Entrevista: Edivan Guajajara, cineasta indígena

Entrevista: Edivan Guajajara, cineasta indígena

1. Parabéns pelos prêmios que “Somos Guardiões” conquistou. Como você se sente após esse sucesso inesperado em tão pouco tempo? 

Primeiramente, agradeço imensamente pelo reconhecimento e pelos elogios aos prêmios que “Somos Guardiões” conquistou. É uma honra compartilhar um pouco da nossa jornada e do significado profundo por trás desse filme.
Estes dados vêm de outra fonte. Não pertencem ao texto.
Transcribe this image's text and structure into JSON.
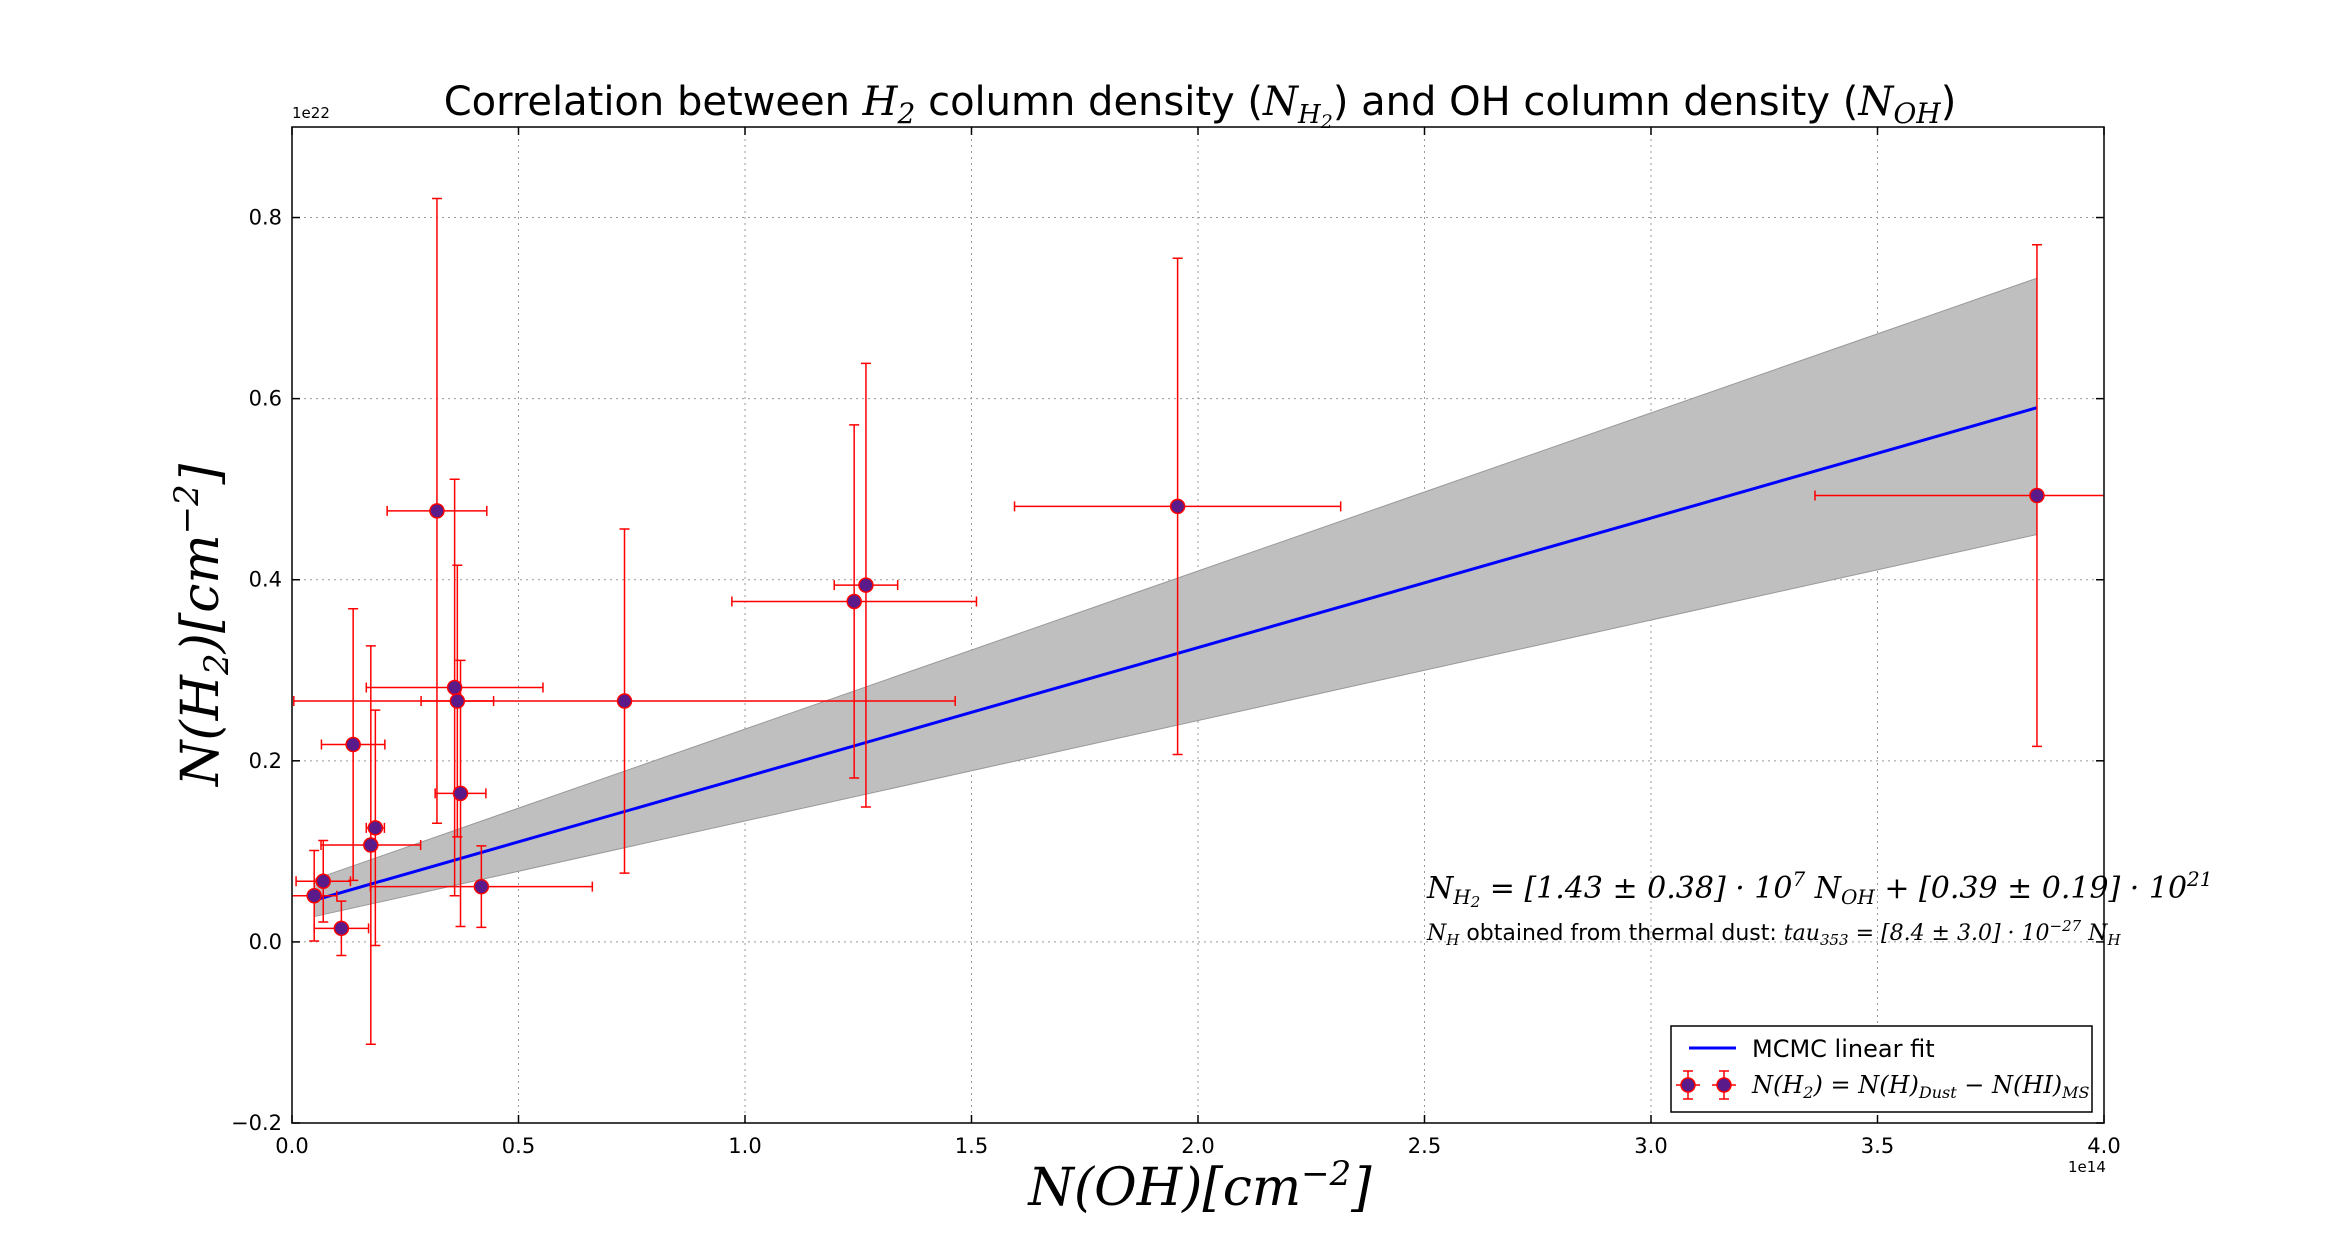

Me chamo Edivan Guajajara, pertenço ao povo Guajajara no estado do Maranhão, especificamente ao território indígena Arariboia, na aldeia Zutiwa. Quanto à pergunta sobre como me sinto após o inesperado sucesso do filme em tão pouco tempo, a emoção é indescritível. “Somos Guardiões” não é apenas um registro cinematográfico, é um testemunho da resistência e da luta incansável dos guardiões da floresta, das lideranças que defendem seus territórios e lutam pela preservação da vida e da floresta. 
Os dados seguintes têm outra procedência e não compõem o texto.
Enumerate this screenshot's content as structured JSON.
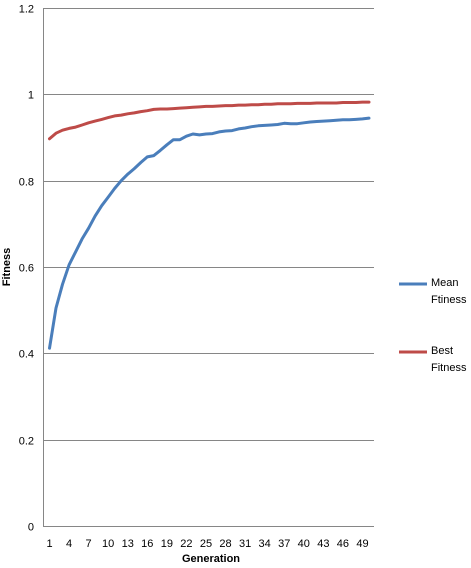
{
  "chart_data": {
    "type": "line",
    "title": "",
    "xlabel": "Generation",
    "ylabel": "Fitness",
    "ylim": [
      0,
      1.2
    ],
    "y_ticks": [
      "0",
      "0.2",
      "0.4",
      "0.6",
      "0.8",
      "1",
      "1.2"
    ],
    "x": [
      1,
      2,
      3,
      4,
      5,
      6,
      7,
      8,
      9,
      10,
      11,
      12,
      13,
      14,
      15,
      16,
      17,
      18,
      19,
      20,
      21,
      22,
      23,
      24,
      25,
      26,
      27,
      28,
      29,
      30,
      31,
      32,
      33,
      34,
      35,
      36,
      37,
      38,
      39,
      40,
      41,
      42,
      43,
      44,
      45,
      46,
      47,
      48,
      49,
      50
    ],
    "x_tick_labels": [
      "1",
      "4",
      "7",
      "10",
      "13",
      "16",
      "19",
      "22",
      "25",
      "28",
      "31",
      "34",
      "37",
      "40",
      "43",
      "46",
      "49"
    ],
    "grid": "horizontal",
    "legend_position": "right",
    "series": [
      {
        "name": "Mean Ftiness",
        "color": "#4a7ebb",
        "values": [
          0.412,
          0.505,
          0.56,
          0.605,
          0.635,
          0.665,
          0.69,
          0.718,
          0.742,
          0.762,
          0.782,
          0.8,
          0.815,
          0.828,
          0.842,
          0.855,
          0.858,
          0.87,
          0.883,
          0.895,
          0.895,
          0.903,
          0.908,
          0.906,
          0.908,
          0.909,
          0.913,
          0.915,
          0.916,
          0.92,
          0.922,
          0.925,
          0.927,
          0.928,
          0.929,
          0.93,
          0.933,
          0.932,
          0.932,
          0.934,
          0.936,
          0.937,
          0.938,
          0.939,
          0.94,
          0.941,
          0.941,
          0.942,
          0.943,
          0.945
        ]
      },
      {
        "name": "Best Fitness",
        "color": "#be4b48",
        "values": [
          0.897,
          0.91,
          0.917,
          0.921,
          0.924,
          0.929,
          0.934,
          0.938,
          0.942,
          0.946,
          0.95,
          0.952,
          0.955,
          0.957,
          0.96,
          0.962,
          0.965,
          0.966,
          0.966,
          0.967,
          0.968,
          0.969,
          0.97,
          0.971,
          0.972,
          0.972,
          0.973,
          0.974,
          0.974,
          0.975,
          0.975,
          0.976,
          0.976,
          0.977,
          0.977,
          0.978,
          0.978,
          0.978,
          0.979,
          0.979,
          0.979,
          0.98,
          0.98,
          0.98,
          0.98,
          0.981,
          0.981,
          0.981,
          0.982,
          0.982
        ]
      }
    ]
  }
}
Participar desse projeto foi uma experiência incrível e, como indígena, integrar uma equipe diversificada para criar uma obra de tamanha relevância é motivo de imensa satisfação. Contar a realidade cotidiana de nossos territórios, mostrar as batalhas diárias pela proteção territorial, foi uma missão que abraçamos com paixão. 

O sucesso alcançado, representado por participações em renomados festivais internacionais e brasileiros, bem como os prêmios recebidos, ultrapassou minhas expectativas. Essa trajetória, embora rápida no reconhecimento público, foi fruto de um processo complexo e dedicado. Produzir um filme como este não se resume a registrar momentos, depoimentos ou paisagens. Queríamos transmitir a essência de cada território, a realidade das lideranças indígenas e a importância vital de suas ações na proteção territorial. 

Portanto, é extremamente gratificante ver a mensagem do filme ecoar em diversos lugares e sensibilizar as pessoas para a importância crucial de defender nossas terras e modos de vida. Estou emocionado por contribuir para esse movimento e agradeço a todos que possibilitaram essa oportunidade de compartilhar nossa história com o mundo. 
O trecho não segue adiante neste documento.